Medidas de segurança
Os trabalhadores e a FUP também questionam as medidas de contenção do novo coronavírus dentro dos espaços de trabalho da Petrobras. O trabalhador que atua em uma das plataformas afirmou que o período de confinamento antes do embarque é de apenas dois dias, e depois é realizado o exame PCR. Os exames, no entanto, têm maior sensibilidade para detectar o vírus somente após o terceiro dia de infecção.
Ele também afirmou que a distribuição de álcool em gel e máscaras de proteção não é suficiente, bem como a diminuição de empregados por camarotes, cerca de quatro trabalhadores em média por quarto. “Não tem como ficar isolado na plataforma. A gente fica nas salas fechadas, entra gente, sai gente. Não tem como manter o ambiente seguro em 100% do tempo.”
Em média, trabalham entre 120 e 200 pessoas em cada plataforma. Nas chamadas “paradas”, momento em que ocorrem as reformas de manutenção da estrutura, esse número pode subir para entre 300 e 400 trabalhadores, de acordo com o relato do trabalhador. Em março, segundo a FUP, estão previstas cinco paradas pelo Brasil.
Política de biossegurança
Outro trabalhador, que atua em uma das refinarias da Petrobras, afirmou que não há clareza acerca da política de biossegurança durante a pandemia. O empregado também afirmou que não há compreensão sobre o controle de testes de covid-19.
“Há uma deficiência de cuidados com o trabalhador. A gente não tem nenhum tipo de teste na hora de entrar na refinaria. No início, forneciam máscaras, mas agora nem isso. Falta interesse e cuidado”, afirmou o segundo trabalhador.
Nesse sentido, Raimundo Teles afirma que há “negligência e incompetência da Petrobras em manter o contrato da realização de testes do padrão ouro”.
Versão da Petrobras
Em nota ao Brasil de Fato, a Petrobras afirma que “a companhia adota procedimentos robustos em todas as suas unidades desde o início da pandemia”.
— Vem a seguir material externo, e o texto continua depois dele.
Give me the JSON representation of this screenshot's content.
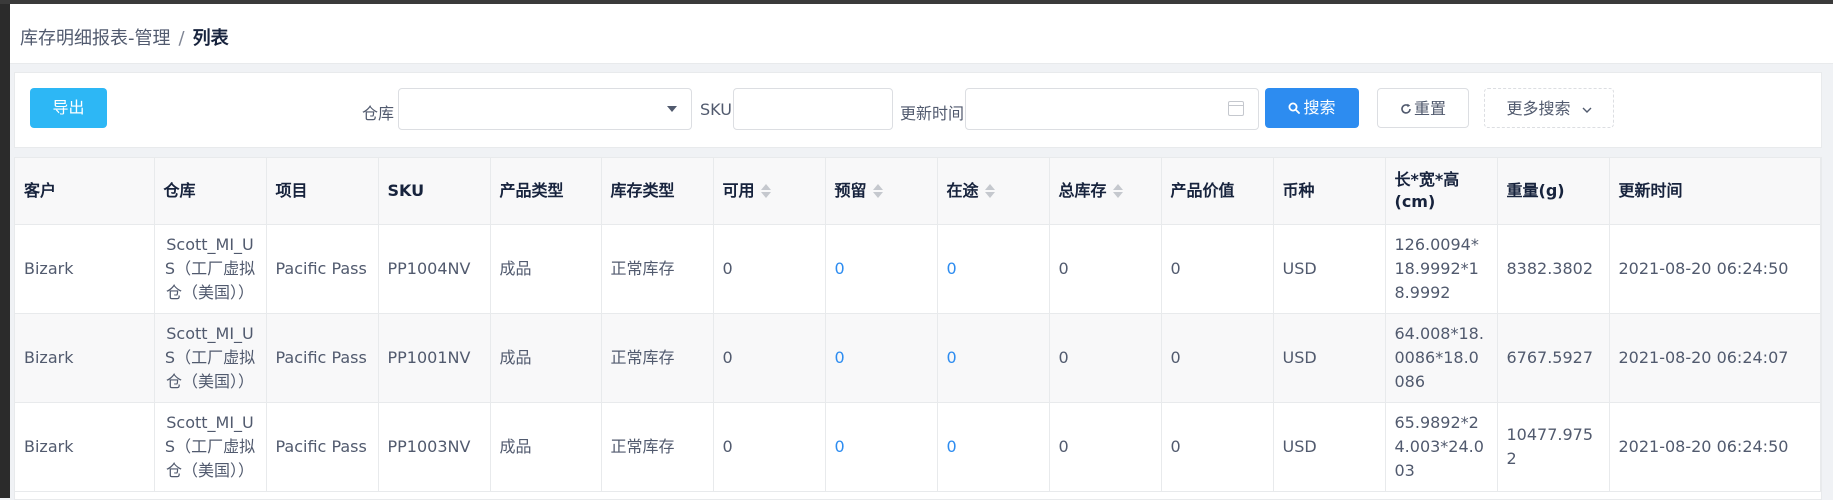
{
  "breadcrumb": {
    "parent": "库存明细报表-管理",
    "separator": "/",
    "current": "列表"
  },
  "toolbar": {
    "export_label": "导出",
    "warehouse_label": "仓库",
    "warehouse_value": "",
    "sku_label": "SKU",
    "sku_value": "",
    "update_time_label": "更新时间",
    "update_time_value": "",
    "search_label": "搜索",
    "reset_label": "重置",
    "more_search_label": "更多搜索"
  },
  "table": {
    "headers": {
      "customer": "客户",
      "warehouse": "仓库",
      "project": "项目",
      "sku": "SKU",
      "product_type": "产品类型",
      "stock_type": "库存类型",
      "available": "可用",
      "reserved": "预留",
      "in_transit": "在途",
      "total_stock": "总库存",
      "product_value": "产品价值",
      "currency": "币种",
      "dimensions": "长*宽*高(cm)",
      "weight": "重量(g)",
      "update_time": "更新时间"
    },
    "rows": [
      {
        "customer": "Bizark",
        "warehouse": "Scott_MI_US（工厂虚拟仓（美国））",
        "project": "Pacific Pass",
        "sku": "PP1004NV",
        "product_type": "成品",
        "stock_type": "正常库存",
        "available": "0",
        "reserved": "0",
        "in_transit": "0",
        "total_stock": "0",
        "product_value": "0",
        "currency": "USD",
        "dimensions": "126.0094*18.9992*18.9992",
        "weight": "8382.3802",
        "update_time": "2021-08-20 06:24:50"
      },
      {
        "customer": "Bizark",
        "warehouse": "Scott_MI_US（工厂虚拟仓（美国））",
        "project": "Pacific Pass",
        "sku": "PP1001NV",
        "product_type": "成品",
        "stock_type": "正常库存",
        "available": "0",
        "reserved": "0",
        "in_transit": "0",
        "total_stock": "0",
        "product_value": "0",
        "currency": "USD",
        "dimensions": "64.008*18.0086*18.0086",
        "weight": "6767.5927",
        "update_time": "2021-08-20 06:24:07"
      },
      {
        "customer": "Bizark",
        "warehouse": "Scott_MI_US（工厂虚拟仓（美国））",
        "project": "Pacific Pass",
        "sku": "PP1003NV",
        "product_type": "成品",
        "stock_type": "正常库存",
        "available": "0",
        "reserved": "0",
        "in_transit": "0",
        "total_stock": "0",
        "product_value": "0",
        "currency": "USD",
        "dimensions": "65.9892*24.003*24.003",
        "weight": "10477.9752",
        "update_time": "2021-08-20 06:24:50"
      }
    ]
  },
  "icons": {
    "search": "search-icon",
    "reset": "refresh-icon",
    "more": "chevron-down-icon",
    "calendar": "calendar-icon",
    "dropdown": "caret-down-icon",
    "sort": "sort-icon"
  },
  "colors": {
    "primary": "#2d8cf0",
    "info": "#2db7f5",
    "header_bg": "#f8f8f9",
    "border": "#e8eaec"
  }
}
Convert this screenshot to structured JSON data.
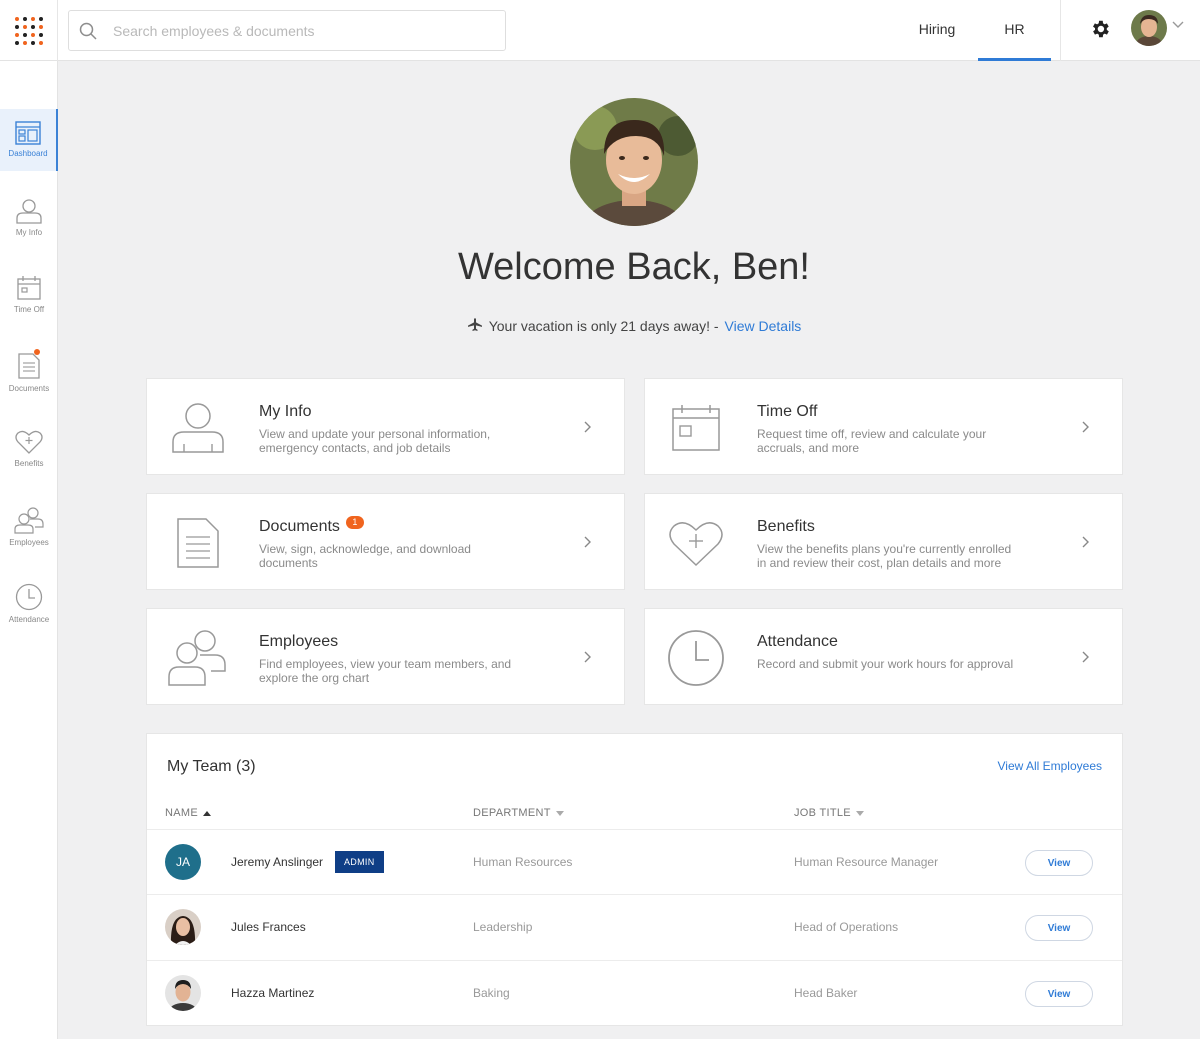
{
  "header": {
    "search_placeholder": "Search employees & documents",
    "tabs": [
      {
        "label": "Hiring",
        "active": false
      },
      {
        "label": "HR",
        "active": true
      }
    ]
  },
  "sidebar": {
    "items": [
      {
        "label": "Dashboard",
        "icon": "dashboard-icon",
        "active": true
      },
      {
        "label": "My Info",
        "icon": "person-icon"
      },
      {
        "label": "Time Off",
        "icon": "calendar-icon"
      },
      {
        "label": "Documents",
        "icon": "document-icon",
        "has_badge": true
      },
      {
        "label": "Benefits",
        "icon": "heart-plus-icon"
      },
      {
        "label": "Employees",
        "icon": "people-icon"
      },
      {
        "label": "Attendance",
        "icon": "clock-icon"
      }
    ]
  },
  "welcome": {
    "title": "Welcome Back, Ben!",
    "vacation_text": "Your vacation is only 21 days away! -",
    "vacation_link": "View Details"
  },
  "cards": [
    {
      "title": "My Info",
      "desc": "View and update your personal information, emergency contacts, and job details",
      "icon": "person-icon"
    },
    {
      "title": "Time Off",
      "desc": "Request time off, review and calculate your accruals, and more",
      "icon": "calendar-icon"
    },
    {
      "title": "Documents",
      "badge": "1",
      "desc": "View, sign, acknowledge, and download documents",
      "icon": "document-icon"
    },
    {
      "title": "Benefits",
      "desc": "View the benefits plans you're currently enrolled in and review their cost, plan details and more",
      "icon": "heart-plus-icon"
    },
    {
      "title": "Employees",
      "desc": "Find employees, view your team members, and explore the org chart",
      "icon": "people-icon"
    },
    {
      "title": "Attendance",
      "desc": "Record and submit your work hours for approval",
      "icon": "clock-icon"
    }
  ],
  "team": {
    "title": "My Team (3)",
    "view_all": "View All Employees",
    "columns": {
      "name": "NAME",
      "department": "DEPARTMENT",
      "job_title": "JOB TITLE"
    },
    "rows": [
      {
        "initials": "JA",
        "name": "Jeremy Anslinger",
        "admin": "ADMIN",
        "department": "Human Resources",
        "job_title": "Human Resource Manager",
        "action": "View",
        "avatar_color": "#1f6f8b"
      },
      {
        "initials": "",
        "name": "Jules Frances",
        "department": "Leadership",
        "job_title": "Head of Operations",
        "action": "View"
      },
      {
        "initials": "",
        "name": "Hazza Martinez",
        "department": "Baking",
        "job_title": "Head Baker",
        "action": "View"
      }
    ]
  },
  "colors": {
    "accent": "#2f7bd6",
    "badge": "#f0641e",
    "admin": "#0f3e86"
  }
}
“Todas as ações têm base em evidências científicas e orientações de autoridades sanitárias. Para unidades com confinamento, como plataformas, os procedimentos envolvem monitoramento de saúde desde 14 dias antes do embarque, quando os todos os colaboradores são acompanhados por equipes de saúde e orientados a ficar em casa e reportar qualquer sintoma. Antes do embarque todos os colaboradores são testados”, detalha.
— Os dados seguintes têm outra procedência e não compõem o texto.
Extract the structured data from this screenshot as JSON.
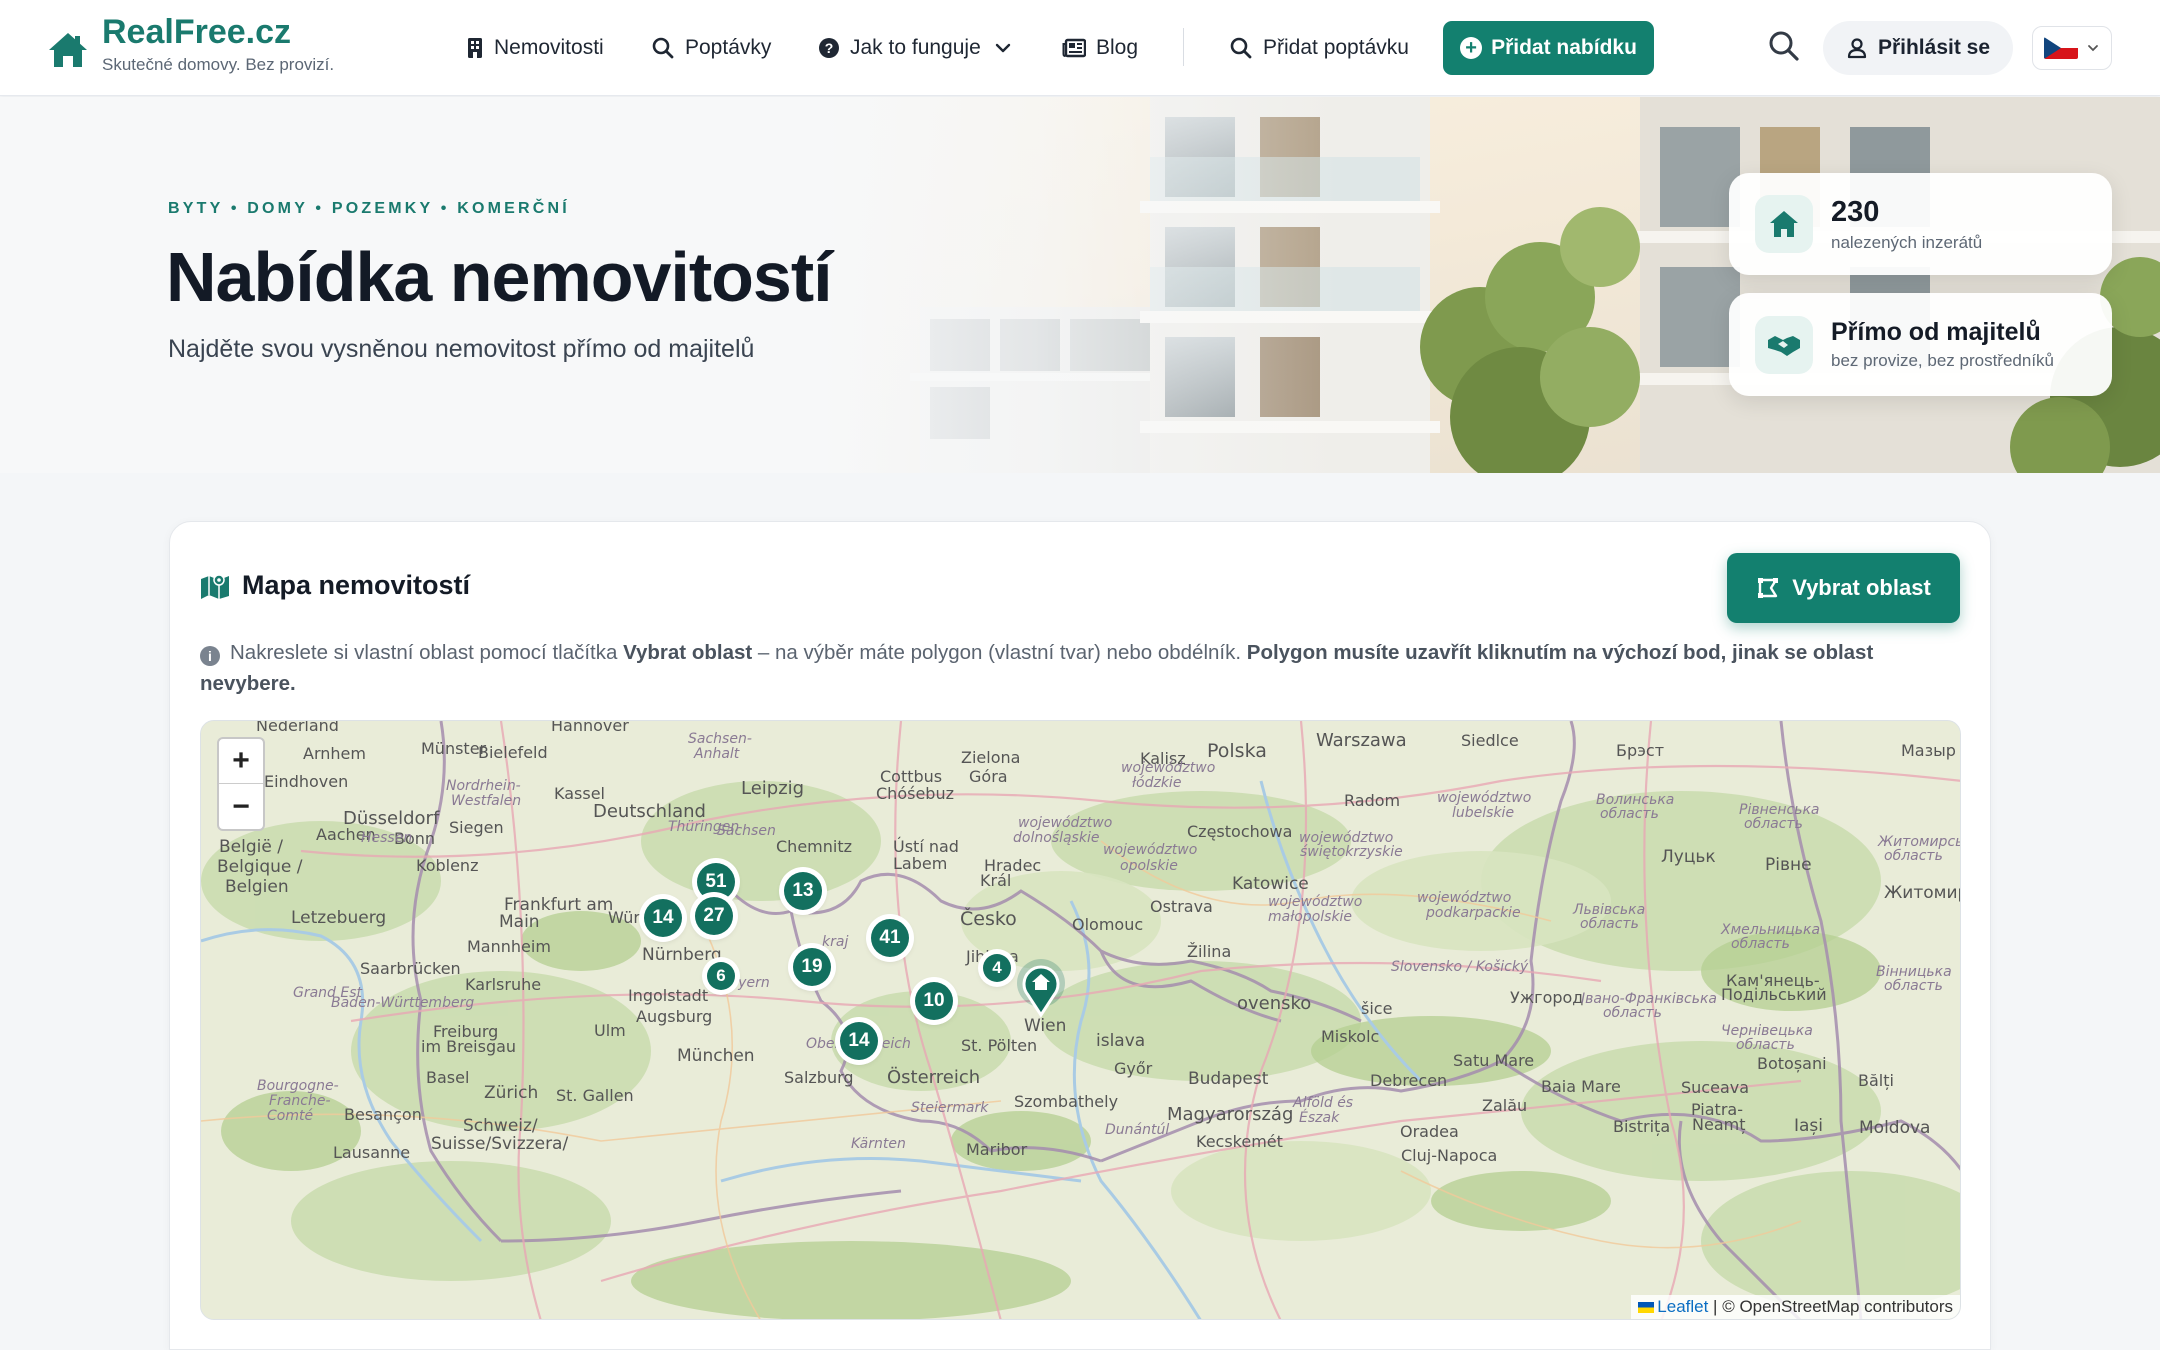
{
  "brand": {
    "name": "RealFree.cz",
    "tagline": "Skutečné domovy. Bez provizí.",
    "color": "#1a7a6e"
  },
  "nav": {
    "links": [
      {
        "label": "Nemovitosti",
        "icon": "building-icon"
      },
      {
        "label": "Poptávky",
        "icon": "search-icon"
      },
      {
        "label": "Jak to funguje",
        "icon": "question-circle-icon"
      },
      {
        "label": "Blog",
        "icon": "newspaper-icon"
      },
      {
        "label": "Přidat poptávku",
        "icon": "search-icon"
      }
    ],
    "add_offer": "Přidat nabídku",
    "login": "Přihlásit se",
    "language": "cs"
  },
  "hero": {
    "eyebrow": "BYTY • DOMY • POZEMKY • KOMERČNÍ",
    "title": "Nabídka nemovitostí",
    "subtitle": "Najděte svou vysněnou nemovitost přímo od majitelů",
    "stats": [
      {
        "value": "230",
        "label": "nalezených inzerátů",
        "icon": "home-icon"
      },
      {
        "value": "Přímo od majitelů",
        "label": "bez provize, bez prostředníků",
        "icon": "handshake-icon"
      }
    ]
  },
  "map_section": {
    "title": "Mapa nemovitostí",
    "select_area": "Vybrat oblast",
    "info_prefix": "Nakreslete si vlastní oblast pomocí tlačítka ",
    "info_button_ref": "Vybrat oblast",
    "info_middle": " – na výběr máte polygon (vlastní tvar) nebo obdélník. ",
    "info_bold": "Polygon musíte uzavřít kliknutím na výchozí bod, jinak se oblast nevybere.",
    "zoom_in": "+",
    "zoom_out": "−",
    "attribution_leaflet": "Leaflet",
    "attribution_rest": " | © OpenStreetMap contributors",
    "clusters": [
      "51",
      "13",
      "14",
      "27",
      "41",
      "6",
      "19",
      "4",
      "10",
      "14"
    ],
    "places": [
      "Nederland",
      "Hannover",
      "Polska",
      "Warszawa",
      "Siedlce",
      "Брэст",
      "Мазыр",
      "Münster",
      "Bielefeld",
      "Arnhem",
      "Eindhoven",
      "Zielona Góra",
      "Kalisz",
      "Cottbus Chóśebuz",
      "Leipzig",
      "Kassel",
      "Deutschland",
      "Radom",
      "Düsseldorf",
      "Siegen",
      "Aachen",
      "Bonn",
      "België / Belgique / Belgien",
      "Koblenz",
      "Chemnitz",
      "Ústí nad Labem",
      "Hradec Králové",
      "Częstochowa",
      "Katowice",
      "Луцьк",
      "Рівне",
      "Житомир",
      "Frankfurt am Main",
      "Würzburg",
      "Letzebuerg",
      "Česko",
      "Olomouc",
      "Ostrava",
      "Mannheim",
      "Nürnberg",
      "Jihlava",
      "Žilina",
      "Saarbrücken",
      "Karlsruhe",
      "Ingolstadt",
      "Augsburg",
      "Ужгород",
      "Кам'янець-Подільський",
      "Freiburg im Breisgau",
      "Ulm",
      "Wien",
      "Slovensko",
      "Košice",
      "Miskolc",
      "München",
      "St. Pölten",
      "Bratislava",
      "Győr",
      "Satu Mare",
      "Basel",
      "Zürich",
      "St. Gallen",
      "Salzburg",
      "Österreich",
      "Budapest",
      "Debrecen",
      "Baia Mare",
      "Botoșani",
      "Bălți",
      "Szombathely",
      "Magyarország",
      "Besançon",
      "Schweiz/Suisse/Svizzera/Svizra",
      "Lausanne",
      "Maribor",
      "Kecskemét",
      "Oradea",
      "Cluj-Napoca",
      "Zalău",
      "Bistrița",
      "Iași",
      "Moldova",
      "Piatra-Neamț",
      "Suceava"
    ]
  }
}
A Petrobras afirma já ter realizado mais de 500 mil testes para covid-19 com seus colaboradores em todo o país. “A estratégia de ampla testagem possibilita que o diagnóstico do quadro de saúde na companhia seja mais preciso do que o da sociedade em geral, uma vez que mesmo pessoas assintomáticas são identificadas e contabilizadas como casos confirmados”, argumenta.
O Brasil de Fato também entrou em contato com o Ministério das Minas e Energia (MME) com questionamentos sobre as acusações de subnotificação e de negligência com trabalhadores da Petrobras durante a pandemia de covid-19. Até o momento, no entanto, não houve uma resposta.